Cert - 15, Run-time - 2 hours 32 minutes

A dummy human crashes onto the shed roof, tied to a rope, pushed from the top floor of a snow-surrounded chalet. The moment, shown from a very distant long-shot, is one of shock for the audience as the rapid nature with which Samuel Maleski (Samuel Theis) may have died is shown. For his wife Sandra (Sandra Hüller), the shock possibly comes from seeing a team of researchers and coroners outside of her home, trying to find holes in how her husband died. Was it a simple fall, or was he attacked then pushed?

Hüller’s performance is full of potential suspicion. As the trial nears the evidence mounts up against her, blood splatters on a wall and a wound on the side of Samuel’s head signifying he may have been hit before falling. It all adds to the back-and-forth which occurs even before we enter the courtroom, as prosecutors scour her home and stage re-enactments to contrast the memories of her and her son, Daniel (Milo Machado Graner).

When things switch after the first hour to focus on the courtroom the sways to and from the central figure being guilty continue. The details of different perspectives and theories provide plenty to invest in with the film successfully never providing answers. Instead, it asks further questions about the validity of some testimonies. At one point when told that to solve his uncertainty he must choose one side to agree with Daniel asks “so I have to invent my belief?”

As things progress and truths about the couple’s tense relationship are revealed Daniel becomes an even more pivotal character. His interactions with lawyers, court officials and his own mother lead him to question what he knows about the events leading up to his father’s death. Is he an unreliable witness? Is his confusion down to trauma?

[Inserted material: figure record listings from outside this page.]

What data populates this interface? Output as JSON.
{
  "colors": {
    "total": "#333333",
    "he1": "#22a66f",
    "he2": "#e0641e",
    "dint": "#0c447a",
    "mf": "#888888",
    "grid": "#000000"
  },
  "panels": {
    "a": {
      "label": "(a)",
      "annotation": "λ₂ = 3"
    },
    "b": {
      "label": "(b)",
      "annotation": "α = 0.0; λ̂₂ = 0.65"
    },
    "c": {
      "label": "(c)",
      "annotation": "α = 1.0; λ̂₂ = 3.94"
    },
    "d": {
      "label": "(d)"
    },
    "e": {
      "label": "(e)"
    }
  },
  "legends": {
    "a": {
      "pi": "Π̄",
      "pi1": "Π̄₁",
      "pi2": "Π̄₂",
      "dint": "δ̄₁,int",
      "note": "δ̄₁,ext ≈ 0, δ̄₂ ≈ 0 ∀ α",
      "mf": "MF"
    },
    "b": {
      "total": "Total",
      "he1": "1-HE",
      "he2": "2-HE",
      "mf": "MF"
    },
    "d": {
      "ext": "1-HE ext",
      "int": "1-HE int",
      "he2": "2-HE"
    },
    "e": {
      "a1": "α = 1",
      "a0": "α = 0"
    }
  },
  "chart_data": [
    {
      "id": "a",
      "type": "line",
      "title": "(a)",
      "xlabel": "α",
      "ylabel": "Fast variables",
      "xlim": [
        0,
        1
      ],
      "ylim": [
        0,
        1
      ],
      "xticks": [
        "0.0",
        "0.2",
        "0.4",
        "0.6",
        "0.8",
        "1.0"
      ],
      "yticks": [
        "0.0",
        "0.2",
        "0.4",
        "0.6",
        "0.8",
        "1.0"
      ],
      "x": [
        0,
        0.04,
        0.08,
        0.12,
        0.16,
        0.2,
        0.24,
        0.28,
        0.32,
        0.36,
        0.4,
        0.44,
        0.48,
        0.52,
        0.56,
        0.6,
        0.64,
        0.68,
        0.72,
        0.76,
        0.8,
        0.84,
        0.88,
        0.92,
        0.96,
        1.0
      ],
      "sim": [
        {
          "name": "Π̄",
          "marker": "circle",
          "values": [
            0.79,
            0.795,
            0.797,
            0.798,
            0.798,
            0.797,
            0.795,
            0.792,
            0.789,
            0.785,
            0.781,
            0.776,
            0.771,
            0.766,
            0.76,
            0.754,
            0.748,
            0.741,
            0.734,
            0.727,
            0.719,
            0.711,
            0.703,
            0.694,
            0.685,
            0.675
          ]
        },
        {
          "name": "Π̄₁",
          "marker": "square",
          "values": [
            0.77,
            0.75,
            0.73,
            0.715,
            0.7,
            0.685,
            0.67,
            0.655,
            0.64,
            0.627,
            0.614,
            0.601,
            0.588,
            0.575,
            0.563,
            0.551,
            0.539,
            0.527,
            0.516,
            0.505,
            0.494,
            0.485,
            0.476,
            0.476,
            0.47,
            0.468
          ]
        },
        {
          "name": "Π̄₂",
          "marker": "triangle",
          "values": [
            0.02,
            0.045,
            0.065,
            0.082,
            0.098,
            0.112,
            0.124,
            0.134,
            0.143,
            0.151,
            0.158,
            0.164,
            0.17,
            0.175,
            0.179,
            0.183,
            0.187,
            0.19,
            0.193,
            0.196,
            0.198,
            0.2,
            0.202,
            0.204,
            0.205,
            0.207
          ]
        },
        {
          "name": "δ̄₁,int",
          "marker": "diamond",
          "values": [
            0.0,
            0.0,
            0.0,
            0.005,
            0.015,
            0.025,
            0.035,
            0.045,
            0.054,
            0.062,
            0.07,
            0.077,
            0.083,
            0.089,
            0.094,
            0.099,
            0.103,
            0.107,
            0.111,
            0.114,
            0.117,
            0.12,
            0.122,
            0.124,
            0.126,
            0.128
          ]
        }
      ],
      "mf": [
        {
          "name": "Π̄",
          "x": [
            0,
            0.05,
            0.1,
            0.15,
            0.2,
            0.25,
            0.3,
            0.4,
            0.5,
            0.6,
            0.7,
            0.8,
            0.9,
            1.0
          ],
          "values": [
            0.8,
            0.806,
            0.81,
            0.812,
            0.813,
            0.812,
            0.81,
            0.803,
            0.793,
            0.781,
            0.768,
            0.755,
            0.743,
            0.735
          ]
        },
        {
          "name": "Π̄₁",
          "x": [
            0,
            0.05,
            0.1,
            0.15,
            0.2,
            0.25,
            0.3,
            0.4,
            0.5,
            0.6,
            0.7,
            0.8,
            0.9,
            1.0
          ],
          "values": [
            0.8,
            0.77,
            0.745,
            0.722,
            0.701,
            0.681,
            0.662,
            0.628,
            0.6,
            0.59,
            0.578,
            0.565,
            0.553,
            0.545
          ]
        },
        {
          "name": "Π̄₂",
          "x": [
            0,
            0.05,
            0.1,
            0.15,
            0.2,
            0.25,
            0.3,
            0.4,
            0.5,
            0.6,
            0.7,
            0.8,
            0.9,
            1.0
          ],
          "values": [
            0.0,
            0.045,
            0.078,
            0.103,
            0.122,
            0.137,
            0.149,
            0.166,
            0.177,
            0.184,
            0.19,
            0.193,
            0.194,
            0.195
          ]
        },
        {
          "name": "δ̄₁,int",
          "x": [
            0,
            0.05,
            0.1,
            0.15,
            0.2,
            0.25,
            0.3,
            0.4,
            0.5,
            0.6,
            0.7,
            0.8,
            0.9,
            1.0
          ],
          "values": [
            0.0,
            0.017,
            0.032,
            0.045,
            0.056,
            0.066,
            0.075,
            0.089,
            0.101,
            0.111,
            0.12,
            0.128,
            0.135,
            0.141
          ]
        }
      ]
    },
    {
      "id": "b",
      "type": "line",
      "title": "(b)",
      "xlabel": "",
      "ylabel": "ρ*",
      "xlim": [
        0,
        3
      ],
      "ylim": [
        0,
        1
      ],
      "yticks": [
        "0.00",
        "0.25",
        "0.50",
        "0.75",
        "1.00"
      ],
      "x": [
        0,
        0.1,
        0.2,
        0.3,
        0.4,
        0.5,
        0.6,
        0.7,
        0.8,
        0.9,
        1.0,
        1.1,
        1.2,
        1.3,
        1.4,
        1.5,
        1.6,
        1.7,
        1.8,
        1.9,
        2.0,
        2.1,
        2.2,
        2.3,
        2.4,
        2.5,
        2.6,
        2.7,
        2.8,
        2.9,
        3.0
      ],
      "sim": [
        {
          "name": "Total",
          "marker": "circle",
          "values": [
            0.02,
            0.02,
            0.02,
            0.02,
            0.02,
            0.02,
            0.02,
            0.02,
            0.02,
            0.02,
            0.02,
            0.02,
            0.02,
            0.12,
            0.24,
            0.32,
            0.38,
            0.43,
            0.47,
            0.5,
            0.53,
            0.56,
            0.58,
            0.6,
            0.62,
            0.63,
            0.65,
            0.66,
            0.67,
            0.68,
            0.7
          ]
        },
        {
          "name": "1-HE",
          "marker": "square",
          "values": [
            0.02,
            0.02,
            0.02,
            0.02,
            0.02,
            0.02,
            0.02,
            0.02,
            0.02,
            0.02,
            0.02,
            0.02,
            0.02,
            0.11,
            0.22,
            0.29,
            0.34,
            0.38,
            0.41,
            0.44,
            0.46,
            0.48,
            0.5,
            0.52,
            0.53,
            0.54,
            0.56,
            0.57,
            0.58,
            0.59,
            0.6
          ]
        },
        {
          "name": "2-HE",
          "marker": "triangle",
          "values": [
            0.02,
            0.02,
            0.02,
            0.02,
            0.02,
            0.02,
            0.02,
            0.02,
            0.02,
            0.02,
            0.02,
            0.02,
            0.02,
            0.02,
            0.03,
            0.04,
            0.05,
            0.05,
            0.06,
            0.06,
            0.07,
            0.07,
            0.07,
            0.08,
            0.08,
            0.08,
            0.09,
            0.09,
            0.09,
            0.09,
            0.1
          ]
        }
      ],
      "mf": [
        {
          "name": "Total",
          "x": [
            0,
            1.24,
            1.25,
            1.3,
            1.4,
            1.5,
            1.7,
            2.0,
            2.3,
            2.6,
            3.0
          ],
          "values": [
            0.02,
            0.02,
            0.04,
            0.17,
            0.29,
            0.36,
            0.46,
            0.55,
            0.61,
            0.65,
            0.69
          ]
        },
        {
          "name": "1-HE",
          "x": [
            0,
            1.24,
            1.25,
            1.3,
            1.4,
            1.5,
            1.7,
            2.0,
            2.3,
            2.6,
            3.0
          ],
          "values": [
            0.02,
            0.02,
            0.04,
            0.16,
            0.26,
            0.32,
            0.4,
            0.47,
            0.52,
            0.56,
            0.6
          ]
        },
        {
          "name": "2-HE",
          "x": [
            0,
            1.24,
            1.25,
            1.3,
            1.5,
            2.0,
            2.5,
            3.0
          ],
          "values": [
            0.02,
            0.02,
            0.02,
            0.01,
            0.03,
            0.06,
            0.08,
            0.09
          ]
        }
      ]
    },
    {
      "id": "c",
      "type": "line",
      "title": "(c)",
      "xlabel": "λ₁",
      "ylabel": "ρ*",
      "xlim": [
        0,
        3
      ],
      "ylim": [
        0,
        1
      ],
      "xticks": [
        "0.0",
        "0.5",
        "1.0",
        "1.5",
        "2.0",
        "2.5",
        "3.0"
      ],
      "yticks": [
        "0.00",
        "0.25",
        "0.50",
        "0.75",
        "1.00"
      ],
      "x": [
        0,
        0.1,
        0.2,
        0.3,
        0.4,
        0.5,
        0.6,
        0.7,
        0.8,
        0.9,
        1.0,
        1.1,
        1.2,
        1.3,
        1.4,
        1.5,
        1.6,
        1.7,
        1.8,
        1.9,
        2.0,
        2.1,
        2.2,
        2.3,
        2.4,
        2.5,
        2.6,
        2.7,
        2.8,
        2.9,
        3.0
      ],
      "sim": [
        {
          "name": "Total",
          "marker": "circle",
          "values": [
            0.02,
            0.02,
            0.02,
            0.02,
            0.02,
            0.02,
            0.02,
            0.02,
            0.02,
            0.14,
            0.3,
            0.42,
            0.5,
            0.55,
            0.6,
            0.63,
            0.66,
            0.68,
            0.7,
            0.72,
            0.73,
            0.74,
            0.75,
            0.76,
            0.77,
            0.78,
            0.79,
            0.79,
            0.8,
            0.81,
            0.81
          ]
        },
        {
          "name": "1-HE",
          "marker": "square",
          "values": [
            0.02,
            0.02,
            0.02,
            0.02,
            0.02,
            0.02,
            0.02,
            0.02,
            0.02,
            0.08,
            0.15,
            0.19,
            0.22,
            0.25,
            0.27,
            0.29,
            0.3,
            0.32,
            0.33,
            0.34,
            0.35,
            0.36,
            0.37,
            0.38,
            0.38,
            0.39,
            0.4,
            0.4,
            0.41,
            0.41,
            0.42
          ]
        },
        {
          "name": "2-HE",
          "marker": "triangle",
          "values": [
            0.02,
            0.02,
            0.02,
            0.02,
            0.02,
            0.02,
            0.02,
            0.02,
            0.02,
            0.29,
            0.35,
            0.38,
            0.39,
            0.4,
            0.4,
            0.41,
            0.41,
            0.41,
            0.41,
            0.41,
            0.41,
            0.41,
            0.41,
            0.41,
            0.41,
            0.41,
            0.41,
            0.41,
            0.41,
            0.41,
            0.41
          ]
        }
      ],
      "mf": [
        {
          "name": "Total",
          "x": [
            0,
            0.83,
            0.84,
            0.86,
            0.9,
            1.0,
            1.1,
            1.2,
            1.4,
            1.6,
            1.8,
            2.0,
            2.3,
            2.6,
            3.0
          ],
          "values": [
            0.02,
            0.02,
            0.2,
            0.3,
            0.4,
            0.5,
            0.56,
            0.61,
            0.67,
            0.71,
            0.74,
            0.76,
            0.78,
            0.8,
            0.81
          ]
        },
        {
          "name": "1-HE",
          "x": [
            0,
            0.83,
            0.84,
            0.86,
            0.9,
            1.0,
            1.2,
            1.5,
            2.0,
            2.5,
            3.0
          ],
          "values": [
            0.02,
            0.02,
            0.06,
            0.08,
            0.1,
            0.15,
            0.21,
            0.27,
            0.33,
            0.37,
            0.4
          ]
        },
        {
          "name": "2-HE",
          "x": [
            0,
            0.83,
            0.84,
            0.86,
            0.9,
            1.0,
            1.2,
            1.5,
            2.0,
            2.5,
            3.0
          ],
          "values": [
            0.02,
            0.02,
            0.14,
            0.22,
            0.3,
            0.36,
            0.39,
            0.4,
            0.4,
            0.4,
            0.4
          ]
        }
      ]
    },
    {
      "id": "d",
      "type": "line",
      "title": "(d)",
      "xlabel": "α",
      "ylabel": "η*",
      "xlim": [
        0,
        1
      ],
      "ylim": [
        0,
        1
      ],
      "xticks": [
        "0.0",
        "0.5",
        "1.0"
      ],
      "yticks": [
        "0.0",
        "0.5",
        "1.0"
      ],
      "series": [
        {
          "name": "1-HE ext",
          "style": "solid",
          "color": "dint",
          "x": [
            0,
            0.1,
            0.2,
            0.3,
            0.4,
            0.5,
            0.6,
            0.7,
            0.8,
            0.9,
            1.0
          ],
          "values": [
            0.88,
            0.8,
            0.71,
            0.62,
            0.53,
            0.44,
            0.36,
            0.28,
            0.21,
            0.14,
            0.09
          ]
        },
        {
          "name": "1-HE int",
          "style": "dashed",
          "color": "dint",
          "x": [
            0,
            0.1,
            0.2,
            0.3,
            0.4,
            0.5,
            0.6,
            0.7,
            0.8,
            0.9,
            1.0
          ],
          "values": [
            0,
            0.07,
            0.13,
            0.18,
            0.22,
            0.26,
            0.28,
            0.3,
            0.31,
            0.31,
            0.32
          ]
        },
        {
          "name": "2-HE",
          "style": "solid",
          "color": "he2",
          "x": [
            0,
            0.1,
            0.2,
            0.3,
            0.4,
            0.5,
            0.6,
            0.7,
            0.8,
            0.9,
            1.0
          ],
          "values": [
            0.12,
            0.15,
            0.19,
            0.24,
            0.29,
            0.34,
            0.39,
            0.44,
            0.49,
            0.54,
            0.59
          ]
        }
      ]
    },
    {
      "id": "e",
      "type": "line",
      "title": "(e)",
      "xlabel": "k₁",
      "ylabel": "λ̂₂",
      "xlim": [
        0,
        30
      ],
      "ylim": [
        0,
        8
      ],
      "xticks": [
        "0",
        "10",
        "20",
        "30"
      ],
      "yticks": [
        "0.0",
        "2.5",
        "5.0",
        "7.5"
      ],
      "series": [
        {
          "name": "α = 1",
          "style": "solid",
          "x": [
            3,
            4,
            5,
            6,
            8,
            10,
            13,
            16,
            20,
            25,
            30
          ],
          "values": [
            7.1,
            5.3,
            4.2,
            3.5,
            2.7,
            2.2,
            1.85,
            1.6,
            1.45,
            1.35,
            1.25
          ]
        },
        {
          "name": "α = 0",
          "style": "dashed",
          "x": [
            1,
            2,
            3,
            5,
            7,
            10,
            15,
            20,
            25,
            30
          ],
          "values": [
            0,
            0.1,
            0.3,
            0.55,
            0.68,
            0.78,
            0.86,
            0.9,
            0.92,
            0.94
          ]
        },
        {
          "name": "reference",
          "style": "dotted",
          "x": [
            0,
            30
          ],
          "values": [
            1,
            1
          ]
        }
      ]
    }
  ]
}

Co-writers Justine Triet (also director) and Arthur Harari form an interesting circle of events which, even as things begin to feel overlong - perhaps why the final stages feel somewhat brushed away - remain consistently interesting. Moral complications, professional analysis and simple debates all come into play to question whether Sandra is guilty of pushing her husband or not. After all, it all seems like something from one of her books, which in hindsight don’t pain her in a good light either.

Again, while overall things feel as if they could be cut down quite a bit, for much of the proceedings the strong flow allows for the developments, and the audience’s engagement, to be maximised. This especially being the case in the first half where Sandra’s private life is first poked into and opened up with people searching her home, trying to find holes in the convenience of a fall. It’s the spark of fascination, further propelled by an excellent central performance from Hüller each step of the way.